Na sua Histoire de Madagascar, o Padre de la Vayssière recorda uma cena verdadeiramente espantosa observada no início de 1845 pelo Padre Bertrand, missionário em Maduré, durante a sua visita a Bourbon e descrita numa carta enviada ao Padre Maillard, seu provincial em Lyon. Este sacerdote, que não aprovava a escravatura, afirmou ter ficado surpreendido ao ver a prática deste sistema sob uma nova luz.
Não posso deixar de vos comunicar algumas observações sobre um assunto sério que há muito está na ordem do dia, a saber, a escravatura. Cheguei com todas as minhas convicções firmes e com os meus sentimentos de desaprovação e de horror contra este tráfico indigno de seres humanos. Sem dúvida que nada pode alterar estas convicções no tocante ao princípio, mas eis algumas observações que me surpreenderam:
1° No primeiro dia do ano, todos os escravos da Senhora Desbassayns chegam em cerimónia, ao som do violino, diante da sua senhora, rodeada pelos filhos e filhas. Depois do cumprimento habitual, um toque de arco dá o sinal, e imediatamente cada senhore escolhe uma das escravas, cada senhora dá a mão a um dos escravos, e o baile começa, um verdadeiro baile de família que está muito longe da ideia que eu tinha da escravatura.
2° Os escravos destas famílias não se consideram tão degradados como se poderia pensar; elevam-se à altura da posição dos seus senhores e orgulham-se do poder e da reputação daqueles que servem. Dizem: a nossa casa, o nosso domínio, e manifestam o espírito de família muito melhor do que todos esses criados da civilização moderna .
Segundo as confidências deste padre antiescravatura, no dia de Ano Novo, após a apresentação dos votos dos escravos ao senhor e aos membros da sua família, realizava-se o baile no interior da casa do senhor. Na abertura do baile, cada filha do senhor dançava com um escravo. Era, segundo ele, um «verdadeiro baile de família». Na realidade, as barreiras não caíam, mas esse dia tornava possível uma aproximação; o que era considerado degradante e intolerável deixava de o ser nesse dia.
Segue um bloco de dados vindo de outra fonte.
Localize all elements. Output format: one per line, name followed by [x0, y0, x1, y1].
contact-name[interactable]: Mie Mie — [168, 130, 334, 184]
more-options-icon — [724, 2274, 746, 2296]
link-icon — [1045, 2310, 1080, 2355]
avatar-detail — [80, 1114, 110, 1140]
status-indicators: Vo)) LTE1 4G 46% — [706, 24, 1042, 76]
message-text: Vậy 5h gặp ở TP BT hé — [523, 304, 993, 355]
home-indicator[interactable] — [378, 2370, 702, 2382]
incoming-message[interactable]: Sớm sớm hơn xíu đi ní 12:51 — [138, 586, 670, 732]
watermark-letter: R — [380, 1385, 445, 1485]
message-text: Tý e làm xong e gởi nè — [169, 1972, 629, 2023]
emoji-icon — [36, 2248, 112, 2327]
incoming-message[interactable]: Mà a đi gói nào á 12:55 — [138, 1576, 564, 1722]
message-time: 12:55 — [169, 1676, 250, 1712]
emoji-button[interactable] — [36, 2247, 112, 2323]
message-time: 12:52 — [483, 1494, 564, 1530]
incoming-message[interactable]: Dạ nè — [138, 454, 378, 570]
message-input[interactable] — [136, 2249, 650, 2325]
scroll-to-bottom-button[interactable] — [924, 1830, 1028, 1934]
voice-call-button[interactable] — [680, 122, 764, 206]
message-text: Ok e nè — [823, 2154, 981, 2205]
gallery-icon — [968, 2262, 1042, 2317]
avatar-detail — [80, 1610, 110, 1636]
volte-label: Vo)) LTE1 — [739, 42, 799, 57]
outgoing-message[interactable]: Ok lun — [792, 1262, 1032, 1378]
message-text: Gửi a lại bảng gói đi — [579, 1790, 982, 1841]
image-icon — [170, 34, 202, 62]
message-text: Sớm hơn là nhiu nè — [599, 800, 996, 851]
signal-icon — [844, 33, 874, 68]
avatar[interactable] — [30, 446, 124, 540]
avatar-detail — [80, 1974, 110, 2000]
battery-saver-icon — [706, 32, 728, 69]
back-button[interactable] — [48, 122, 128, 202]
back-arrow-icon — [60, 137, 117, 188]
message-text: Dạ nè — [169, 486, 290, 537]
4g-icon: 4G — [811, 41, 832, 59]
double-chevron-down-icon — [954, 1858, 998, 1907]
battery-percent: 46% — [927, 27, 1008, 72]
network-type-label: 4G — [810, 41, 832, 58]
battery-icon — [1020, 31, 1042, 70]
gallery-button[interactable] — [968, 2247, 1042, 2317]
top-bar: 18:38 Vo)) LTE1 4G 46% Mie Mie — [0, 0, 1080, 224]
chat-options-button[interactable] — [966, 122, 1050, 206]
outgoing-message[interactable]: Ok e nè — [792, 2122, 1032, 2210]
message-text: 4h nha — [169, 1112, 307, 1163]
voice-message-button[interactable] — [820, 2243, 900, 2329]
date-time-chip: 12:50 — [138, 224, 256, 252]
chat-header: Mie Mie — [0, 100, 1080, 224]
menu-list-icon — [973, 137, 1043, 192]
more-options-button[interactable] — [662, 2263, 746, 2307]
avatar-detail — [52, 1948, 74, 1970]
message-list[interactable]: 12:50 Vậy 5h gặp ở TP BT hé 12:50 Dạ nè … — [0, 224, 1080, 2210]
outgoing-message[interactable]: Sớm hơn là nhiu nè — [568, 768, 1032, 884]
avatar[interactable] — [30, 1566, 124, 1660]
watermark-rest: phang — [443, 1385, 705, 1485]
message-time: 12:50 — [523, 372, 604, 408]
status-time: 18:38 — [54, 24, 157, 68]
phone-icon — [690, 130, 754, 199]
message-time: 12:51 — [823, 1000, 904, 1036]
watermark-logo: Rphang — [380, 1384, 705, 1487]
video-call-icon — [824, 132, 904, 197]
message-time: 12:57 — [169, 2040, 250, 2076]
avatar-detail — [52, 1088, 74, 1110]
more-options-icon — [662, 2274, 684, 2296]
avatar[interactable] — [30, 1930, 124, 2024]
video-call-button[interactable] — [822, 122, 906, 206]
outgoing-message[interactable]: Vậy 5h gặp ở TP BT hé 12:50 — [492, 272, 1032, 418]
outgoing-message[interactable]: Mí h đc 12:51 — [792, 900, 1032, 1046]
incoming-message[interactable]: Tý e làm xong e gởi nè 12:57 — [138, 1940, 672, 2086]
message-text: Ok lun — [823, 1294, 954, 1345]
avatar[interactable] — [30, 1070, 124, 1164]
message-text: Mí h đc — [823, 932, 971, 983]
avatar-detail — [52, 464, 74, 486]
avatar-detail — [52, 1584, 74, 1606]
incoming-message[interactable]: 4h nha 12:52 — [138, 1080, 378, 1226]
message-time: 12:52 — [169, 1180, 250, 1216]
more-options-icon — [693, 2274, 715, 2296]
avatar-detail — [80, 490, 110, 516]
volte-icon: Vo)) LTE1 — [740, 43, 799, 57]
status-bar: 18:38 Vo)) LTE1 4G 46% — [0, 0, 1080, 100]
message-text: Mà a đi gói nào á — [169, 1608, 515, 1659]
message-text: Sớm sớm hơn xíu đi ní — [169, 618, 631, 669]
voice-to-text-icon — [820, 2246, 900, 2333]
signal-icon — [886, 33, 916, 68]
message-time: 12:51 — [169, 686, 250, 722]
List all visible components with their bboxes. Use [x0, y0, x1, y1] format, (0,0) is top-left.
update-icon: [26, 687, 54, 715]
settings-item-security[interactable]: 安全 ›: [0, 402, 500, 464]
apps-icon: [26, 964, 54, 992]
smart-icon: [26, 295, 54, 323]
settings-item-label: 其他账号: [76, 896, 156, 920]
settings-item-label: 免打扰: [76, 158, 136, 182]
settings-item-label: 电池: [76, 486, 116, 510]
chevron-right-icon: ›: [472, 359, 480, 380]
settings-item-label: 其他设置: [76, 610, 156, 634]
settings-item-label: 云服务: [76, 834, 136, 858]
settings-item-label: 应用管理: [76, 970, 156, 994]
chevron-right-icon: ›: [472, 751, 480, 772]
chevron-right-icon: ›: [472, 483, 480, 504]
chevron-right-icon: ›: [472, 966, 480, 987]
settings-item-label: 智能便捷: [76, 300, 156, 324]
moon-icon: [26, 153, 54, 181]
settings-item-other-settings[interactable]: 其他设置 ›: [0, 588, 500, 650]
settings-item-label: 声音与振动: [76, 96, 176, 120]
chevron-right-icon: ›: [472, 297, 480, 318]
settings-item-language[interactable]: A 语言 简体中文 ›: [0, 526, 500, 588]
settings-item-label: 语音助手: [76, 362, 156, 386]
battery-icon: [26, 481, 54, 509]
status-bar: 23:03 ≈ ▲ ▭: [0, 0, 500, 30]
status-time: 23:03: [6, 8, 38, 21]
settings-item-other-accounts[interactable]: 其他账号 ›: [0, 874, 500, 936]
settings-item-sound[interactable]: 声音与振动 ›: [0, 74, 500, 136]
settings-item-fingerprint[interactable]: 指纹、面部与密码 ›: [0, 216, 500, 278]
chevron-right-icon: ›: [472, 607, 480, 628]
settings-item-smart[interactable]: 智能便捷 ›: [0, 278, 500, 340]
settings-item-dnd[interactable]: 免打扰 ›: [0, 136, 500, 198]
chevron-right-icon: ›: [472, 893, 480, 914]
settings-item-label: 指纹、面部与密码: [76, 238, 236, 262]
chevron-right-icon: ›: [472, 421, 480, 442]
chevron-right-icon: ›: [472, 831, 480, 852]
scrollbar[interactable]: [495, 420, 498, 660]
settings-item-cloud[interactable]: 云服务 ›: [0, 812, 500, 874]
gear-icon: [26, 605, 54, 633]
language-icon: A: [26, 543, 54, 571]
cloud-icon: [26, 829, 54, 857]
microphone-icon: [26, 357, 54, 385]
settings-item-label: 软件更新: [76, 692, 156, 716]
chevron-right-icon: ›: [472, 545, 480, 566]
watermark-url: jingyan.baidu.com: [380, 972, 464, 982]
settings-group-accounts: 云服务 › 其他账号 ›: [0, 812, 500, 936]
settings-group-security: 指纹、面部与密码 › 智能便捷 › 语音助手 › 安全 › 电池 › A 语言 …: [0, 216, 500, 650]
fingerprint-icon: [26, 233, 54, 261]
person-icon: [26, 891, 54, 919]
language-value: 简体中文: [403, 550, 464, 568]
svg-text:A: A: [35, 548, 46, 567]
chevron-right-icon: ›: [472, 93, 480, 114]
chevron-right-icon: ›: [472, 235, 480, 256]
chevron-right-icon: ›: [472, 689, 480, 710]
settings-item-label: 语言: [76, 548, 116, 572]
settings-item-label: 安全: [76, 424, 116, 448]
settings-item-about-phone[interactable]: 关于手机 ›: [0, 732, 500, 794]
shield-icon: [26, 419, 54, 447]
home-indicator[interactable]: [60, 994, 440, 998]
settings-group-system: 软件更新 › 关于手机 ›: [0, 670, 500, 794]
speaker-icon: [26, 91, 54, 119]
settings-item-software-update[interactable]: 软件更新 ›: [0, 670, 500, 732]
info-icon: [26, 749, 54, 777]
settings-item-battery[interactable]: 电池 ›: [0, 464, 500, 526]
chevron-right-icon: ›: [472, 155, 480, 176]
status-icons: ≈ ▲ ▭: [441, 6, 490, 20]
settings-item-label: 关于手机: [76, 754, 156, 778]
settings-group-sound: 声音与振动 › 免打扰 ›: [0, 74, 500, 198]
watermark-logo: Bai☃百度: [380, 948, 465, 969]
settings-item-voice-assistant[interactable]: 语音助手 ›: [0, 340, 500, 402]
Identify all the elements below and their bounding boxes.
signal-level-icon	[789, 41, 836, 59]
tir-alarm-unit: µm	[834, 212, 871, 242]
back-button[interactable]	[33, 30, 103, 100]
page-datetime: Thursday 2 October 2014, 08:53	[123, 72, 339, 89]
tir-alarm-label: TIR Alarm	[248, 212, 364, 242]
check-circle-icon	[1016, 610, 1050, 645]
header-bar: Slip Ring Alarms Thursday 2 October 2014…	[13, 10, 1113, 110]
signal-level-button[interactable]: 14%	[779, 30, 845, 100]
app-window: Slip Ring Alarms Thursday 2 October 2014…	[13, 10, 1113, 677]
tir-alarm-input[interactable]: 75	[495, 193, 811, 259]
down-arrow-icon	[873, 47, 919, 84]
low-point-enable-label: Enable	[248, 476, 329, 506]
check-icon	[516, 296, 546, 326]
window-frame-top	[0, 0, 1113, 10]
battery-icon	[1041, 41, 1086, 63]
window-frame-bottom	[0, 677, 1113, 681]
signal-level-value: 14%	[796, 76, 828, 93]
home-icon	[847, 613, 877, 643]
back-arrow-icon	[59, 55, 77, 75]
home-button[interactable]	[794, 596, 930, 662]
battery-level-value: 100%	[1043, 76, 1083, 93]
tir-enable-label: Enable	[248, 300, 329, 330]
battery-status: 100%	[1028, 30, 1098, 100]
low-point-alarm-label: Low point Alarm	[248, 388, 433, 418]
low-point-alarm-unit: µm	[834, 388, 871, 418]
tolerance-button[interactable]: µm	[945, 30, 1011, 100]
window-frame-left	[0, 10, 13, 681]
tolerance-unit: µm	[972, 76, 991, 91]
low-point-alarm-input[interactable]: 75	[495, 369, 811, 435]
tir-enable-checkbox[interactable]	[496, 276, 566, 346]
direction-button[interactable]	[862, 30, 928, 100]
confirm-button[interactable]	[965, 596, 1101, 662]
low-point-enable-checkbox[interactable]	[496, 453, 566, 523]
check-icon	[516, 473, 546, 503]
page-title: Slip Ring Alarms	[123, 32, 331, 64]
Esta cena inesperada não parece ter sido inventada pelo padre para louvar esta proprietária abastada e contrariar os abolicionistas da França continental, porque a sua opinião sobre este sistema odioso estava firmemente estabelecida e nada podia mudá-la. Trata-se simplesmente de uma prova da complexidade deste sistema e da necessidade de multiplicar as fontes para o estudar e melhor se aproximar da realidade.